The first thing Miller espouses is that, by age 50, your job searching should really begin within your already well-established employment and associate network, and though it's still needed, this puts less reliance on an actual resume which is a good thing. He also encourages job seekers over 50 to be open to engaging with a new network of workers, ideally those younger than themselves. Millennial workers are neither to be feared nor to be ignored, as a mutual and respectful working and social relationship between your generation and theirs can be hugely beneficial. As some of your over-50 working peer group begins to age out of the workforce, that's exactly when (and why) it becomes imperative to embrace the younger set. And yes, one of them actually could be your next boss.

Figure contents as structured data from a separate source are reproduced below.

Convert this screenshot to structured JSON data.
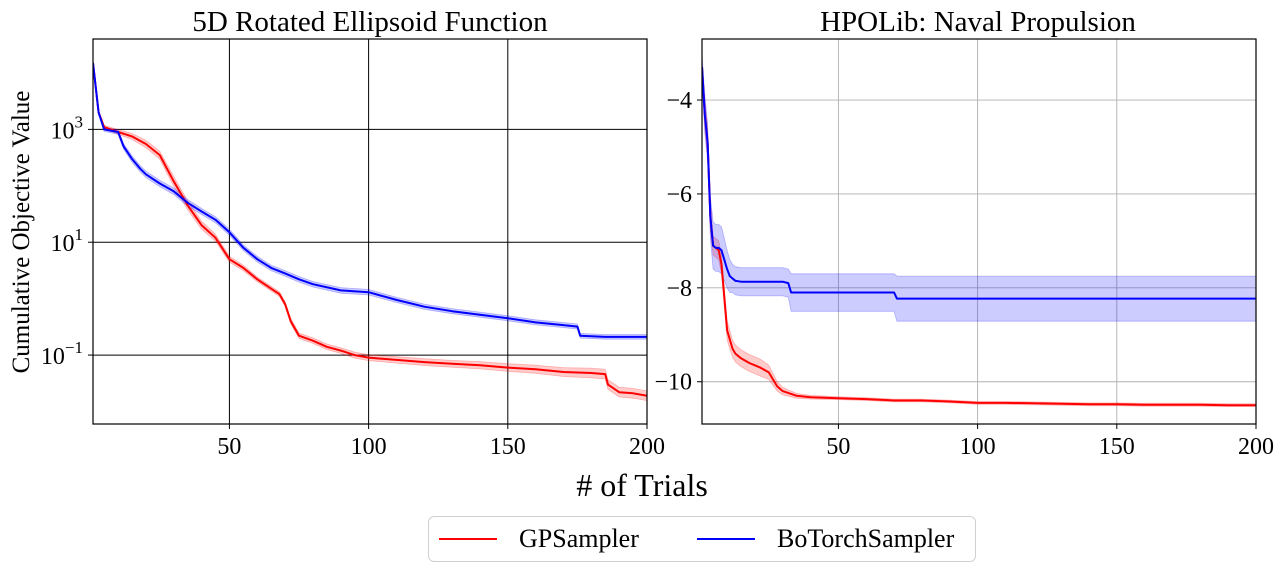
{
  "figure": {
    "xlabel": "# of Trials",
    "legend": [
      {
        "name": "GPSampler",
        "color": "#ff0000"
      },
      {
        "name": "BoTorchSampler",
        "color": "#0000ff"
      }
    ]
  },
  "chart_data": [
    {
      "type": "line",
      "title": "5D Rotated Ellipsoid Function",
      "xlabel": "",
      "ylabel": "Cumulative Objective Value",
      "yscale": "log",
      "xlim": [
        1,
        200
      ],
      "ylim": [
        0.006,
        40000
      ],
      "xticks": [
        50,
        100,
        150,
        200
      ],
      "xtick_labels": [
        "50",
        "100",
        "150",
        "200"
      ],
      "yticks": [
        0.1,
        10,
        1000
      ],
      "ytick_labels": [
        {
          "base": "10",
          "exp": "−1"
        },
        {
          "base": "10",
          "exp": "1"
        },
        {
          "base": "10",
          "exp": "3"
        }
      ],
      "grid": true,
      "grid_color": "#000000",
      "series": [
        {
          "name": "GPSampler",
          "color": "#ff0000",
          "x": [
            1,
            3,
            5,
            10,
            15,
            20,
            25,
            30,
            35,
            40,
            45,
            50,
            55,
            60,
            65,
            68,
            70,
            72,
            75,
            80,
            85,
            90,
            95,
            100,
            110,
            120,
            130,
            140,
            150,
            160,
            170,
            180,
            185,
            186,
            190,
            195,
            200
          ],
          "y": [
            15000,
            2000,
            1100,
            900,
            750,
            550,
            350,
            120,
            45,
            20,
            12,
            5,
            3.5,
            2.2,
            1.5,
            1.2,
            0.8,
            0.4,
            0.22,
            0.18,
            0.14,
            0.12,
            0.1,
            0.09,
            0.082,
            0.075,
            0.07,
            0.066,
            0.06,
            0.056,
            0.05,
            0.048,
            0.046,
            0.03,
            0.022,
            0.021,
            0.019
          ],
          "band": [
            0.15,
            0.08,
            0.08,
            0.1,
            0.13,
            0.16,
            0.18,
            0.22,
            0.2,
            0.18,
            0.15,
            0.13,
            0.12,
            0.1,
            0.1,
            0.1,
            0.1,
            0.12,
            0.12,
            0.12,
            0.12,
            0.12,
            0.13,
            0.13,
            0.14,
            0.15,
            0.15,
            0.16,
            0.17,
            0.18,
            0.2,
            0.22,
            0.22,
            0.22,
            0.22,
            0.22,
            0.22
          ]
        },
        {
          "name": "BoTorchSampler",
          "color": "#0000ff",
          "x": [
            1,
            3,
            5,
            10,
            12,
            15,
            18,
            20,
            25,
            30,
            35,
            40,
            45,
            50,
            55,
            60,
            65,
            70,
            75,
            80,
            90,
            100,
            110,
            120,
            130,
            140,
            150,
            160,
            170,
            175,
            176,
            185,
            195,
            200
          ],
          "y": [
            15000,
            2000,
            1000,
            900,
            500,
            300,
            200,
            160,
            110,
            80,
            50,
            35,
            25,
            15,
            8,
            5,
            3.5,
            2.8,
            2.2,
            1.8,
            1.4,
            1.3,
            0.95,
            0.72,
            0.6,
            0.52,
            0.45,
            0.38,
            0.34,
            0.32,
            0.22,
            0.21,
            0.21,
            0.21
          ],
          "band": [
            0.12,
            0.08,
            0.08,
            0.1,
            0.12,
            0.14,
            0.14,
            0.14,
            0.14,
            0.14,
            0.14,
            0.13,
            0.13,
            0.13,
            0.12,
            0.12,
            0.12,
            0.12,
            0.12,
            0.12,
            0.12,
            0.12,
            0.11,
            0.11,
            0.11,
            0.11,
            0.11,
            0.11,
            0.11,
            0.11,
            0.1,
            0.1,
            0.1,
            0.1
          ]
        }
      ]
    },
    {
      "type": "line",
      "title": "HPOLib: Naval Propulsion",
      "xlabel": "",
      "ylabel": "",
      "yscale": "linear",
      "xlim": [
        1,
        200
      ],
      "ylim": [
        -10.9,
        -2.7
      ],
      "xticks": [
        50,
        100,
        150,
        200
      ],
      "xtick_labels": [
        "50",
        "100",
        "150",
        "200"
      ],
      "yticks": [
        -10,
        -8,
        -6,
        -4
      ],
      "ytick_labels": [
        "−10",
        "−8",
        "−6",
        "−4"
      ],
      "grid": true,
      "grid_color": "#b0b0b0",
      "series": [
        {
          "name": "GPSampler",
          "color": "#ff0000",
          "x": [
            1,
            2,
            3,
            4,
            5,
            6,
            7,
            8,
            9,
            10,
            11,
            12,
            13,
            15,
            18,
            20,
            22,
            25,
            28,
            30,
            35,
            40,
            50,
            60,
            70,
            80,
            90,
            100,
            110,
            120,
            130,
            140,
            150,
            160,
            170,
            180,
            190,
            200
          ],
          "y": [
            -3.3,
            -4.3,
            -4.9,
            -6.5,
            -7.1,
            -7.15,
            -7.2,
            -7.5,
            -8.2,
            -8.9,
            -9.1,
            -9.3,
            -9.4,
            -9.5,
            -9.6,
            -9.65,
            -9.7,
            -9.8,
            -10.1,
            -10.2,
            -10.3,
            -10.33,
            -10.35,
            -10.37,
            -10.4,
            -10.4,
            -10.42,
            -10.45,
            -10.45,
            -10.46,
            -10.47,
            -10.48,
            -10.48,
            -10.49,
            -10.49,
            -10.49,
            -10.5,
            -10.5
          ],
          "band": [
            0.0,
            0.3,
            0.3,
            0.3,
            0.2,
            0.2,
            0.2,
            0.2,
            0.2,
            0.2,
            0.2,
            0.18,
            0.18,
            0.18,
            0.18,
            0.18,
            0.18,
            0.15,
            0.1,
            0.08,
            0.05,
            0.04,
            0.03,
            0.03,
            0.03,
            0.03,
            0.03,
            0.03,
            0.03,
            0.03,
            0.03,
            0.03,
            0.03,
            0.03,
            0.03,
            0.03,
            0.03,
            0.03
          ]
        },
        {
          "name": "BoTorchSampler",
          "color": "#0000ff",
          "x": [
            1,
            2,
            3,
            4,
            5,
            6,
            7,
            8,
            9,
            10,
            11,
            12,
            13,
            15,
            20,
            25,
            30,
            32,
            33,
            40,
            50,
            60,
            70,
            71,
            80,
            100,
            150,
            200
          ],
          "y": [
            -3.3,
            -4.3,
            -4.9,
            -6.5,
            -7.1,
            -7.15,
            -7.15,
            -7.2,
            -7.4,
            -7.6,
            -7.75,
            -7.8,
            -7.85,
            -7.87,
            -7.87,
            -7.87,
            -7.87,
            -7.9,
            -8.1,
            -8.1,
            -8.1,
            -8.1,
            -8.1,
            -8.23,
            -8.23,
            -8.23,
            -8.23,
            -8.23
          ],
          "band": [
            0.3,
            0.4,
            0.4,
            0.45,
            0.5,
            0.5,
            0.5,
            0.5,
            0.45,
            0.4,
            0.35,
            0.3,
            0.3,
            0.3,
            0.3,
            0.3,
            0.3,
            0.3,
            0.4,
            0.4,
            0.4,
            0.4,
            0.4,
            0.48,
            0.48,
            0.48,
            0.48,
            0.48
          ]
        }
      ]
    }
  ]
}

Some additional resume and personal branding tips:

1. Personal contact information should not include your home address or home telephone number, only a mobile number. Use a Gmail address (not AOL or Earthlink or some other older provider), or even better, get your own domain email, e.g., john@johnsmith.com. If you use any social media professionally by sharing your work content or trends in your industry on it, provide those channels, like your Twitter and Instagram handles. But leave off the personal Facebook accounts, which should be heavily locked down. Check your privacy settings.

2. If you feel the need to list any skills that would be pertinent to the job you're seeking, make sure they're relevant to the now. No need to inform prospective employers that you're proficient in MS-DOS or another antiquated and no longer used platform or programming language. Stick to the current only. As far as job history, Miller suggests going back no further than 15 years. No need to list your first job out of college. He also recommends you state previous employment goals reached in a way to “show me what you've done, don't tell me.” See No. 4 on how to do this. In general, eliminate older dates and limit your resume to two pages or less.

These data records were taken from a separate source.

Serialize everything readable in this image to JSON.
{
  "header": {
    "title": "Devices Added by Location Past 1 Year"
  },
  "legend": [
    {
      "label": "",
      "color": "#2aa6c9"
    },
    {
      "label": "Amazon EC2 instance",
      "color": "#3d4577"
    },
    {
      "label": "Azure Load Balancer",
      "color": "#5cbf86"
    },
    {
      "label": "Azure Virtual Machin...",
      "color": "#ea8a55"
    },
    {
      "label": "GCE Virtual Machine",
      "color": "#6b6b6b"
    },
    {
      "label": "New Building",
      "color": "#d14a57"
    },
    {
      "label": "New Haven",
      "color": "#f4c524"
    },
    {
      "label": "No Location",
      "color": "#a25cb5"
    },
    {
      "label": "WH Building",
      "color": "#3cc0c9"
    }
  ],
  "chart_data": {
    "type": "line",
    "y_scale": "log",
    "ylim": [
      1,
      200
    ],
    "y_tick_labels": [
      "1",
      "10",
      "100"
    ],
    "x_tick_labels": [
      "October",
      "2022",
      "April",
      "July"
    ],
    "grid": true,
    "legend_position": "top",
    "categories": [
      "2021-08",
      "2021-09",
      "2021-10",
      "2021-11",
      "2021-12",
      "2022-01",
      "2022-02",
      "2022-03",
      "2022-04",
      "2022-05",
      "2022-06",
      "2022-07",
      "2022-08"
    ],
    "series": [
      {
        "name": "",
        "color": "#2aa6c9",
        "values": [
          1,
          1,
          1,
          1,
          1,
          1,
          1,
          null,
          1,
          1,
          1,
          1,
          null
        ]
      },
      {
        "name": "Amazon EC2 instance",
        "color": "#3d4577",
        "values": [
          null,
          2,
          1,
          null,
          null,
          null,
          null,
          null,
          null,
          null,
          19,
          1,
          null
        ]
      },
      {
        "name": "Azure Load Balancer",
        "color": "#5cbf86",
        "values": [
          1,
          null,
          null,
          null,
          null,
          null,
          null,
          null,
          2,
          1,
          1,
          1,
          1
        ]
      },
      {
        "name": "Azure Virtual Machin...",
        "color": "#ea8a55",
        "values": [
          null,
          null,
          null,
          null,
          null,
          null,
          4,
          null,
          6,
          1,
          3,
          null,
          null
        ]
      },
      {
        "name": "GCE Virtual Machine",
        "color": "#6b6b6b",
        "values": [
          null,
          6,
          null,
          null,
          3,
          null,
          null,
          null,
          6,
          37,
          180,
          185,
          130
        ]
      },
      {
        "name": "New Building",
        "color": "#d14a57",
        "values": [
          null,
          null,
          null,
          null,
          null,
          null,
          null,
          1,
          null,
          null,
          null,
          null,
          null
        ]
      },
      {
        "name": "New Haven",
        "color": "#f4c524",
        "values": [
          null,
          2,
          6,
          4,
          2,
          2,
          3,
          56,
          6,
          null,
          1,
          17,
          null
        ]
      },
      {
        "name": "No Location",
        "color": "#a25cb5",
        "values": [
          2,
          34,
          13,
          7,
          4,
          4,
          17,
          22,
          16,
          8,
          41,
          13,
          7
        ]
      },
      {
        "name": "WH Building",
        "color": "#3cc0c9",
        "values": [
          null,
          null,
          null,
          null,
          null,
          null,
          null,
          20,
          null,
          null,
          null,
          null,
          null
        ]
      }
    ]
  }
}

3. Getting on LinkedIn is a must. It's imperative to move in the same rooms the movers are in, and they're moving in there. Water that account daily as if it's a plant that you definitely need to keep alive, so that it will eventually bloom for you.

4. Becoming a personal brand is no longer seen as obnoxious. Rather, it's seen as obvious. Talking about your career outside of the office and on social media, even creating a YouTube channel and uploading yourself speaking about trends in your industry, unofficially makes you an expert. Also, starting your own blog and writing and sharing industry trends on there also makes you an expert in the making. How? When future employers Google your name, those platforms, blog entries and videos will appear in their search results, and suddenly you've moved to the top of their prospect list. It's the best way to show what you've done, in a way that a paper resume just can't do. As a matter of fact, your resume should be accessible on your own website. Never thought of buying the domain of your name? It's easier and cheaper than you think and could make all the difference when seeking a job.